Zayıf zayıfın halinden anlar. Biz de zayıfız, dayandığımız varlıklar da. Bize de merhamet lazım onlara da. Bir ince hesap daha yaparız, Kitap ona ‘îsar’ der. Mü’min kardeşimin nefsini kendi nefsimize tercih ederiz,  biz de muhtaç olsak da. Ne kadar merhamete ihtiyacımız varsa o kadar merhamet ederiz varlığa. Ne kadar muhtaçsak o kadar kollarız yanımızdakini. Biliriz ki hesap bize döner. Bu bir metafizik ilkedir, asla şaşmayan. Merhamet ettikçe merhamet olunuruz, affettikçe affediliriz,kusurları örttükçe örtülürüz, gözel gördükçe güzelleşiriz, hangi tecelligahta bilinmez ama geleni illa Hak’tan biliriz.

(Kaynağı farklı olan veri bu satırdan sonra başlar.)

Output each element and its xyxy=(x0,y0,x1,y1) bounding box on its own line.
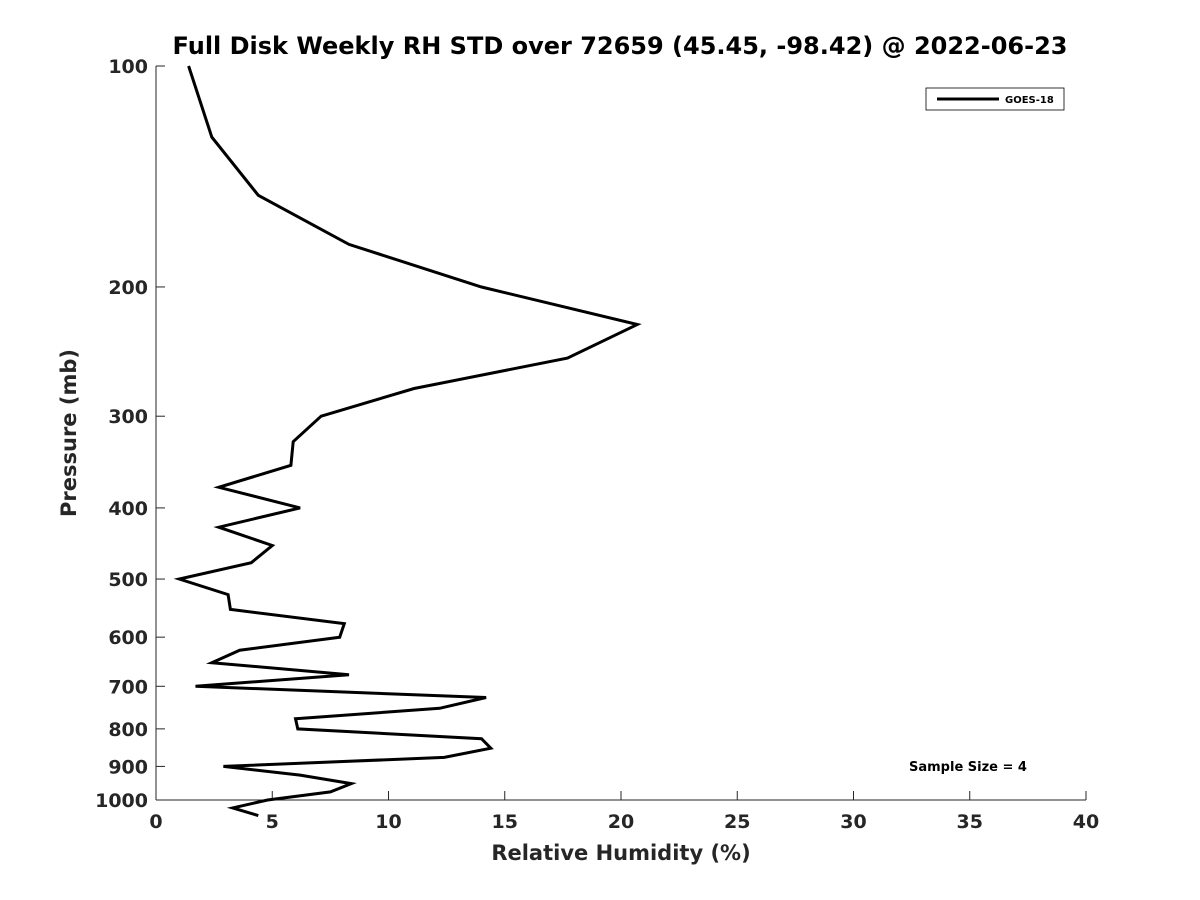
sample-size-annotation: Sample Size = 4 xyxy=(909,760,1027,775)
legend: GOES-18 xyxy=(925,87,1065,111)
y-tick-label: 900 xyxy=(108,756,148,778)
legend-label-goes-18: GOES-18 xyxy=(1005,95,1054,106)
y-axis-ticks: 100 200 300 400 500 600 700 800 900 1000 xyxy=(95,56,165,812)
y-tick-label: 500 xyxy=(108,569,148,591)
series-line-goes-18 xyxy=(173,65,642,818)
chart-title: Full Disk Weekly RH STD over 72659 (45.4… xyxy=(173,32,1068,60)
x-tick-label: 40 xyxy=(1073,811,1099,833)
x-tick-label: 5 xyxy=(266,811,279,833)
y-tick-label: 200 xyxy=(108,277,148,299)
y-tick-label: 600 xyxy=(108,627,148,649)
x-tick-label: 35 xyxy=(957,811,983,833)
y-tick-label: 400 xyxy=(108,498,148,520)
y-tick-label: 300 xyxy=(108,406,148,428)
x-tick-label: 20 xyxy=(608,811,634,833)
x-tick-label: 30 xyxy=(840,811,866,833)
x-tick-label: 0 xyxy=(149,811,162,833)
x-axis-label: Relative Humidity (%) xyxy=(491,841,750,865)
y-tick-label: 1000 xyxy=(95,790,148,812)
x-tick-label: 25 xyxy=(724,811,750,833)
y-tick-label: 700 xyxy=(108,676,148,698)
y-axis-label: Pressure (mb) xyxy=(57,349,81,517)
x-tick-label: 10 xyxy=(375,811,401,833)
y-tick-label: 800 xyxy=(108,719,148,741)
series-layer xyxy=(173,65,642,818)
x-tick-label: 15 xyxy=(492,811,518,833)
x-axis-ticks: 0 5 10 15 20 25 30 35 40 xyxy=(149,791,1099,833)
y-tick-label: 100 xyxy=(108,56,148,78)
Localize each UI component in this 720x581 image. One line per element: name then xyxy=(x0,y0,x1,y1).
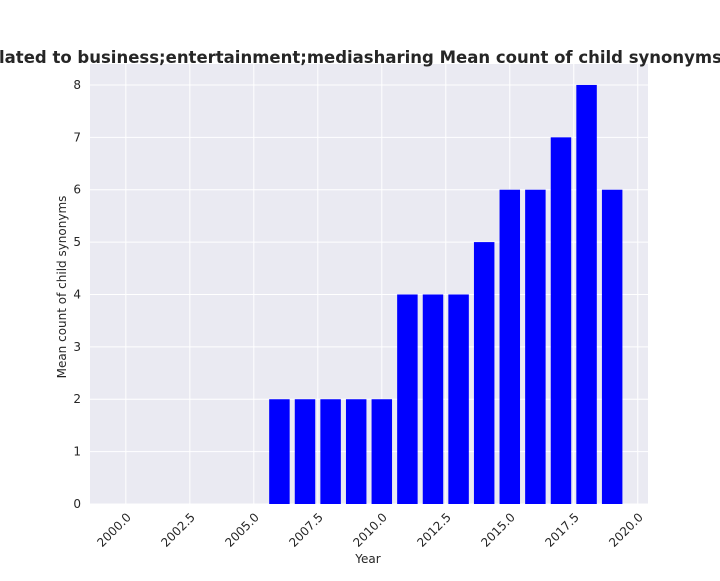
bar-2006 xyxy=(269,399,290,504)
bar-2017 xyxy=(550,137,572,505)
x-tick-label: 2000.0 xyxy=(94,510,134,550)
y-tick-label: 8 xyxy=(73,78,81,92)
bar-2009 xyxy=(345,399,367,504)
bar-2018 xyxy=(576,84,597,504)
x-tick-labels: 2000.0 2002.5 2005.0 2007.5 2010.0 2012.5 2015… xyxy=(94,510,646,550)
x-axis-label: Year xyxy=(354,552,380,566)
bar-2012 xyxy=(422,294,444,504)
bar-2013 xyxy=(448,294,469,504)
bar-2014 xyxy=(473,242,495,504)
y-tick-label: 1 xyxy=(73,445,81,459)
bars xyxy=(269,84,623,505)
y-tick-label: 2 xyxy=(73,392,81,406)
y-tick-label: 7 xyxy=(73,130,81,144)
x-tick-label: 2005.0 xyxy=(222,510,262,550)
bar-2008 xyxy=(320,399,341,504)
y-tick-label: 6 xyxy=(73,183,81,197)
x-tick-label: 2017.5 xyxy=(542,510,582,550)
x-tick-label: 2015.0 xyxy=(478,510,518,550)
x-tick-label: 2007.5 xyxy=(286,510,326,550)
bar-2007 xyxy=(294,399,316,504)
bar-2011 xyxy=(397,294,418,504)
bar-2015 xyxy=(499,189,521,504)
bar-2016 xyxy=(525,189,546,504)
x-tick-label: 2012.5 xyxy=(414,510,454,550)
y-tick-label: 0 xyxy=(73,497,81,511)
chart-title: s are related to business;entertainment;… xyxy=(0,48,720,67)
bar-2010 xyxy=(371,399,393,504)
x-tick-label: 2002.5 xyxy=(158,510,198,550)
grid-lines xyxy=(90,64,648,505)
bar-2019 xyxy=(601,189,623,504)
x-tick-label: 2020.0 xyxy=(606,510,646,550)
x-tick-label: 2010.0 xyxy=(350,510,390,550)
y-tick-labels: 0 1 2 3 4 5 6 7 8 xyxy=(73,78,81,511)
y-tick-label: 5 xyxy=(73,235,81,249)
y-tick-label: 4 xyxy=(73,287,81,301)
y-tick-label: 3 xyxy=(73,340,81,354)
y-axis-label: Mean count of child synonyms xyxy=(55,196,69,379)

Biz kadınlar derin bakarız. Gözlem yaparız. Gözlemimize, duygularımızı, sezgilerimizi de katarız. Bir de aklı selime tutunabilirsek, duygularımızın ateşi uygun sıcaklığa kadar ılınır. Soğuk da olmayız ama kimseyi de yakmayız. Sıcacık bir çay gibi ısıtırız kalbimizi içine bir tutam baharat katarız, kokular çayı uzaklara taşır. Kokular melekleri çağırır. Buna basiret der bazıları. Basiret sadece akılla olmaz, duygular da gerekir eşyanın ardını görmek için. Bir nevi radyoaktif dalga, ya da onun ruhu olan soyut bir mana. Rüyada gördüğümüz göksel gözün basiret olduğunu biliriz. Biz maddeyle mananın aslında aynı şey olduğunu, bir vahidin iki yüzü bulunduğunu, hele bir de bize bir büyük adam “hem onu hem onu” demeyi öğrettiyse hemencik kavrarız.
Gözlemlediğimiz alemde iyi ve kötünün içiçe geçmişliğini fark ederiz mesela. Önce kendimizde. Kusurlarımızı görürüz, hata ve günahlarımızı, eksiklerimizi, uzaklıklarımızı. İyiliklerimizi de biliriz. Emeklerimizi, fedakarlıklarımızı, merhametimizi, affımızı.  Kalbimizi biliriz, bir de aklımızı. Nefs-i natıkamızı sağımıza nefs-i hayvanimizi solumuza alırız. Sonra ötekinin de öyle olduğunu anlarız. Ve gönül terazisiyle tartarız, iyilikleri ağır basana kalbimizde asla yok olmayacak bir mekan bağışlarız. Kötülükleri ağır basana ise, “Kötülük ademdir kardeşim, Allah sana hidayet versin” der, kötülüğün fani olacağını bir gün kötünün de bizimle aynı çizgiye geleceğini, Hüda’nın O olduğunu, tüm yolların Ona çıktığını hatırlarız.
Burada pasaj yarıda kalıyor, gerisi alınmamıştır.